A menos de un mes del convite a la IX Cumbre de las Américas que tendrá lugar en Los Ángeles, California, la nación anfitriona ha dejado claro que no será un evento hemisférico pues los Gobiernos de Cuba, Nicaragua y Venezuela quedaron fuera, como si el poder imperial bastara para reorganizar geográficamente una región.
Los documentos rectores refieren que “las Cumbres de las Américas reúnen a los jefes de Estado y de Gobierno de los Estados Miembros del Hemisferio para debatir sobre aspectos políticos compartidos, afirmar valores comunes y comprometerse a acciones concertadas a nivel nacional y regional con el fin de hacer frente a desafíos presentes y futuros que enfrentan los países de las Américas”.
¿Cómo dejar fuera entonces a una parte y hacer ver que es correcto?
La exclusión ha avivado viejas heridas y proyecta la esencia de un evento diseñado en Washington a principios de los años noventa y que ha usado a la Organización de Estados Americanos (OEA), junto a otros organismos que integran los llamados grupos de trabajo conjuntos, como fachada gestora.
El descarte como recurso para evitar que alguien agüe la fiesta a tecnócratas y políticos de derecha los ha colocado contra la pared.

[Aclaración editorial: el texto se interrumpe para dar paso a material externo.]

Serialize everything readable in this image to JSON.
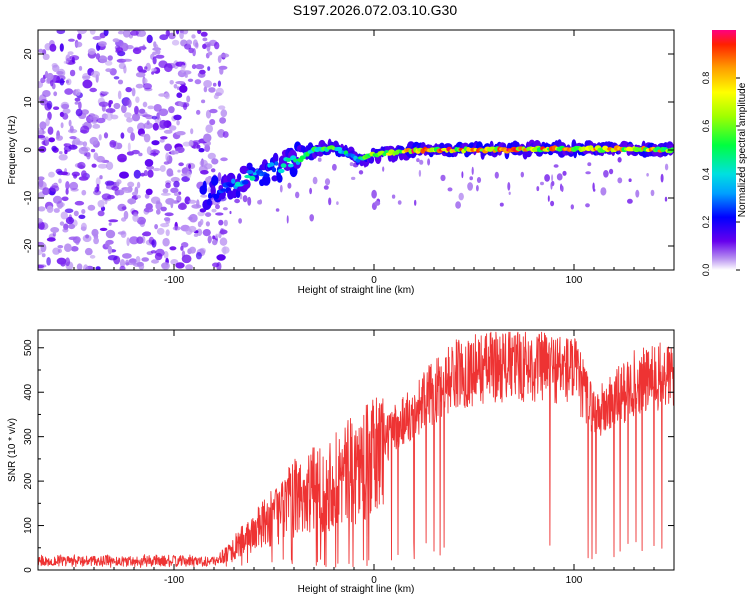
{
  "title": "S197.2026.072.03.10.G30",
  "chart_data": [
    {
      "type": "heatmap",
      "title": "S197.2026.072.03.10.G30",
      "xlabel": "Height of straight line (km)",
      "ylabel": "Frequency (Hz)",
      "xlim": [
        -168,
        150
      ],
      "ylim": [
        -25,
        25
      ],
      "xticks": [
        -100,
        0,
        100
      ],
      "xtick_labels": [
        "-100",
        "0",
        "100"
      ],
      "yticks": [
        -20,
        -10,
        0,
        10,
        20
      ],
      "ytick_labels": [
        "-20",
        "-10",
        "0",
        "10",
        "20"
      ],
      "colorbar": {
        "label": "Normalized spectral amplitude",
        "range": [
          0,
          1
        ],
        "ticks": [
          0.0,
          0.2,
          0.4,
          0.6,
          0.8
        ],
        "tick_labels": [
          "0.0",
          "0.2",
          "0.4",
          "0.6",
          "0.8"
        ]
      },
      "ridge": {
        "x": [
          -80,
          -70,
          -60,
          -50,
          -40,
          -30,
          -20,
          -12,
          -8,
          0,
          20,
          60,
          100,
          150
        ],
        "freq": [
          -9,
          -7,
          -5,
          -4,
          -2,
          0,
          0.5,
          -1,
          -2,
          -1,
          0,
          0,
          0.3,
          0
        ],
        "peak_amplitude": [
          0.25,
          0.4,
          0.45,
          0.4,
          0.5,
          0.55,
          0.6,
          0.5,
          0.45,
          0.8,
          0.95,
          0.95,
          0.9,
          0.85
        ]
      },
      "noise_region": {
        "x": [
          -168,
          -80
        ],
        "freq": [
          -25,
          25
        ],
        "amplitude": [
          0.0,
          0.2
        ]
      }
    },
    {
      "type": "line",
      "xlabel": "Height of straight line (km)",
      "ylabel": "SNR (10 * v/v)",
      "xlim": [
        -168,
        150
      ],
      "ylim": [
        0,
        540
      ],
      "xticks": [
        -100,
        0,
        100
      ],
      "xtick_labels": [
        "-100",
        "0",
        "100"
      ],
      "yticks": [
        0,
        100,
        200,
        300,
        400,
        500
      ],
      "ytick_labels": [
        "0",
        "100",
        "200",
        "300",
        "400",
        "500"
      ],
      "color": "#ee3333",
      "envelope": {
        "x": [
          -168,
          -80,
          -70,
          -50,
          -40,
          -20,
          0,
          10,
          20,
          30,
          40,
          50,
          60,
          80,
          100,
          110,
          115,
          130,
          150
        ],
        "y": [
          20,
          20,
          50,
          120,
          160,
          200,
          250,
          320,
          360,
          400,
          440,
          450,
          460,
          460,
          450,
          350,
          360,
          420,
          440
        ]
      },
      "dropouts_x": [
        12,
        20,
        26,
        30,
        33,
        35,
        88,
        107,
        109,
        111,
        120,
        123,
        127,
        131,
        134,
        140,
        144
      ]
    }
  ]
}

Barack Obama aprendió esa lección en Cartagena de Indias en el 2012 y resolvió invitar a Cuba a la Cumbre de Panamá (2015) actitud imitada por Donald Trump en Perú (2018). Pero Joe Biden y sus acólitos padecen de corta memoria y han revuelto el panal.
Entre los primeros en alzar su voz estuvieron algunos de los hermanos caribeños: “Esta no es una reunión del Gobierno de Estados Unidos, es una Cumbre de todos los jefes de Estado del Hemisferio Occidental”, dijo a principios de mayo Ronald Sanders embajador de Antigua y Barbuda en Washington, criterio que fue respaldado días más tarde por su primer ministro Gaston Browne, así como por el de San Vicente y las Granadinas, Ralph Gonsalves.

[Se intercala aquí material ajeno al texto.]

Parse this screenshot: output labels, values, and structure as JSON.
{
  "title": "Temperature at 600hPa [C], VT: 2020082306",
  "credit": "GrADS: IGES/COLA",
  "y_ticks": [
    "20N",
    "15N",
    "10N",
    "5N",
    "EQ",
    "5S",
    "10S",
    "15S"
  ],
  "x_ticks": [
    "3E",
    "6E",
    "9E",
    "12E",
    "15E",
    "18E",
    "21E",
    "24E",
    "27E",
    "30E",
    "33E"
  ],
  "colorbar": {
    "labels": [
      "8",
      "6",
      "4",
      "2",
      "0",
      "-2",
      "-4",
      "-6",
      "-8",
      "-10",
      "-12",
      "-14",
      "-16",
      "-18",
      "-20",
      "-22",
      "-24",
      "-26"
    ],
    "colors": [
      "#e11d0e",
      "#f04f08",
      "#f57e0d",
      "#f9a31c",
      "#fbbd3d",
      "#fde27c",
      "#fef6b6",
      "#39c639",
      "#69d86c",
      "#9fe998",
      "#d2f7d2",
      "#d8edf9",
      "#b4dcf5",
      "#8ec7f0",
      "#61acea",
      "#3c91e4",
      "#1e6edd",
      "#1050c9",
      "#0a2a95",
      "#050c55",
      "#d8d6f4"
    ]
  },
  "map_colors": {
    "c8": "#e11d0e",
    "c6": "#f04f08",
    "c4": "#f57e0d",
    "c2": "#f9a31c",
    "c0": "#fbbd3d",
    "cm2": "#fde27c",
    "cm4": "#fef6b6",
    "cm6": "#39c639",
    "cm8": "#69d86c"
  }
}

“¿Cómo es que convocamos a una Cumbre de las Américas, pero no invitamos a todos? ¿Entonces de dónde son los que no están invitados? ¿De qué continente? ¿De qué galaxia? ¿De qué satélite?”, objetó el presidente Andrés Manuel López Obrador, quien anunció que, en señal de protesta, declinará su participación y enviará a Marcelo Ebrard, canciller de México.

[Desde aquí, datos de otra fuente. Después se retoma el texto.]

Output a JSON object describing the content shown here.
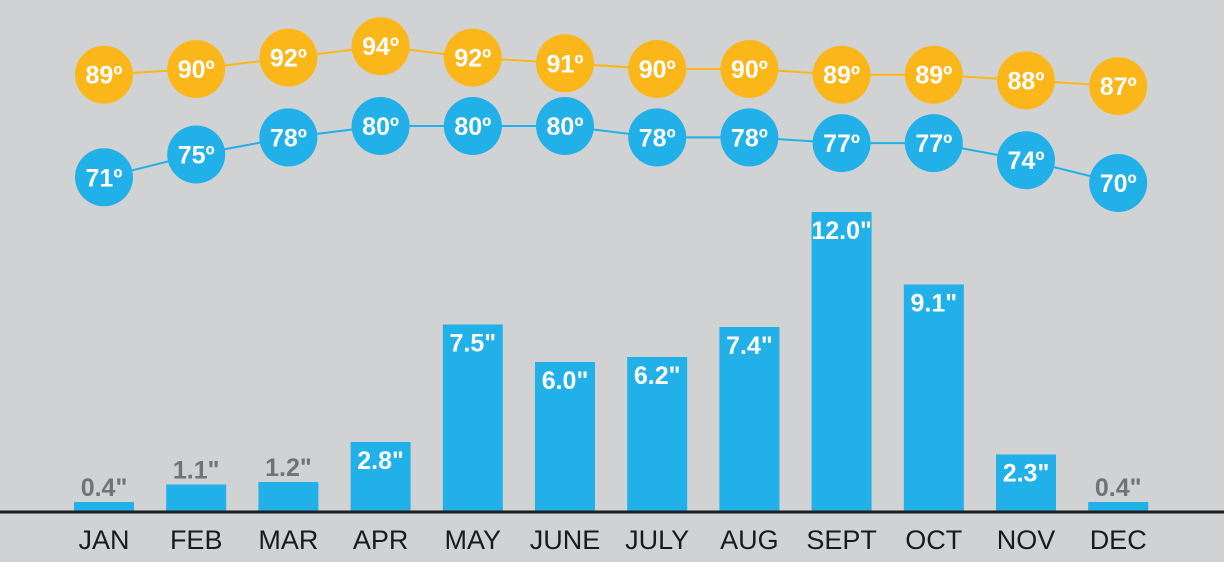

“Si no estamos todas las naciones, no es Cumbre de las Américas”, tuiteó la mandataria hondureña Xiomara Castro; mientras el jefe de Estado de Bolivia Luis Arce pronosticó en la misma red social que el evento “no será pleno, y de persistir la exclusión de pueblos hermanos, no participaré de la misma”.
Desde Argentina el mandatario Alberto Fernández declaró que, aunque tiene pensado presentarse, le pide a los organizadores lo mismo que el presidente López Obrador: “que invite a todos los países de América Latina”. Comentarios similares emitieron el presidente ecuatoriano Guillermo Lasso y funcionarios del Gobierno chileno de Gabriel Boric.
El desplante mayor lo haría el trumpista confeso Jair Bolsonaro, quien ha dejado entrever su poco interés en participar de un evento que aún no tiene la agenda clara y del cual regresaría con las manos vacías y atadas. Vacías porque no se hablará de ayuda económica concreta del Gobierno de EE. UU. para enfrentar la crisis. Atadas porque podría verse implicado en un compromiso internacional que limite su capacidad de respuesta (antidemocrática incluso) en caso de que se confirme la victoria de Lula Da Silva en los comicios presidenciales de octubre próximo, resultado que Bolsonaro amenaza con no aceptar.
No es la primera vez que la Administración Biden excluye a Cuba, Venezuela y Nicaragua. No les invitó, por ejemplo, a la Cumbre por la Democracia organizada en diciembre del 2021, donde tampoco estuvieron representantes oficiales de Bolivia, El Salvador, Honduras, Guatemala y Haití, Gobiernos a los que acusó de corruptos y de violar los derechos humanos.
“La Cumbre no es el final, es el principio de un esfuerzo importantísimo”, ha dicho Brian Nichols, subsecretario de Estado para el Hemisferio Occidental. No le falta razón. El evento confirma la pérdida de influencia política de EE. UU. en la región y sus gobernantes no se dan por enterados de que el juego cambió.